Versioning is one version.edn, and bb tag cuts the tag that a CI job turns into a published release tarball on GitHub. One command, and a release builds and ships itself with nothing done by hand. That predictable, hands-off release path is what the single shared repo finally makes possible. Per-release detail is in the CHANGELOG.

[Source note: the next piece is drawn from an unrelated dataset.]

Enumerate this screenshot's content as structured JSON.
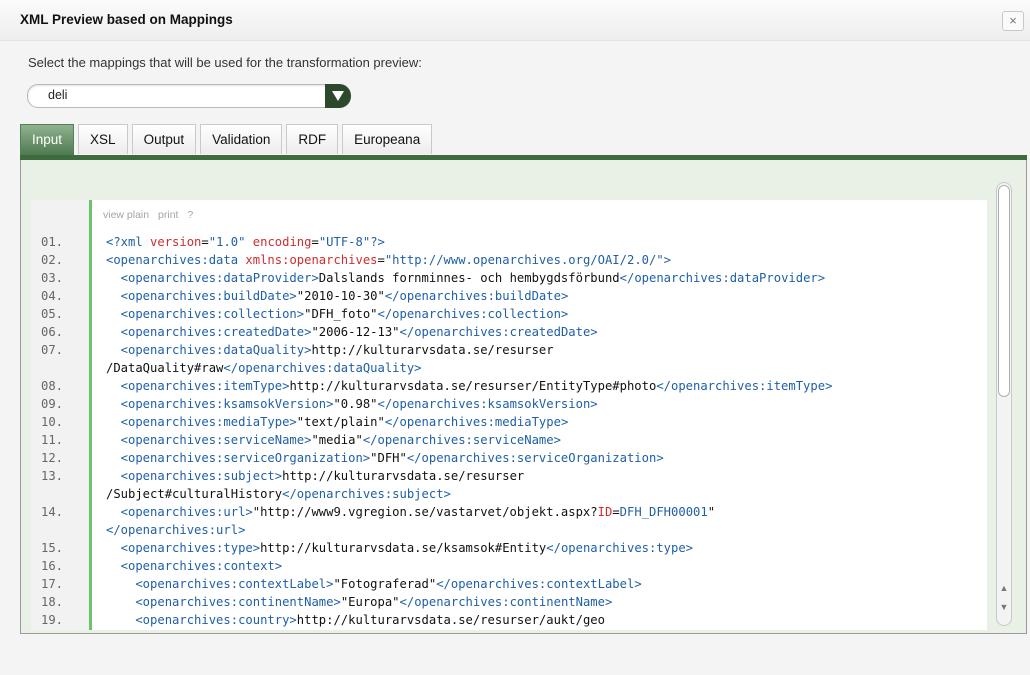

A good measure of "dependable" is what disappears. The old way to use David Miller's clr.test.check was to comment out its clojure.core require and rewrite every core/let to its fully qualified form, just to dodge a MAGIC bug. After the v0.2.0 fixes, his port compiled under MAGIC with zero source patches, sooner than I expected; our clr.test.check fork now adds only a build harness and CI. Then, testing against our own libraries, I found that some workarounds were still necessary, because MAGIC had never been fully ported to Clojure 1.10. So v0.3.0 filled that gap and put every compiler option behind one magic.flags namespace.

6. Write a small resolver instead of adopting clr.tools.deps

MAGIC predates deps.edn, Clojure's dependency file, so each consumer carried a CLR-side project.edn next to its deps.edn: two files that drifted apart, with private-repo tokens inlined. David Miller maintains a CLR port of tools.deps (clr.tools.deps), but it leans on a few stdlib functions newer than MAGIC's Clojure 1.10 base, and cherry-picking and porting those in just to adopt it was not worth it. Our need was narrow anyway: resolve git and local coordinates transitively, skip Maven, and authenticate through the developer's own git and SSH config. So I wrote a small native deps.edn resolver, with a :clr alias (via :override-deps) to swap a JVM library for its CLR fork, plus shared dotnet.clj helpers so a project wires its build in a few lines. Trying the port was not wasted, though: loading it under MAGIC tripped a real compiler bug, a let-bound local thrown inside a catch, which I fixed in v0.3.0. That was the v0.4.0 and v0.5.0 work; the consumer guide is docs/porting-libraries-to-magic.md.

7. The right runtime per phase, in Unity

With consumers able to build and depend on CLR libraries cleanly, the last piece left was the one we actually ship into. The earlier workflow packaged the MAGIC-compiled runtime as NuGet and was too slow to work against, because every change meant a full compile and repackage before it showed up in the editor.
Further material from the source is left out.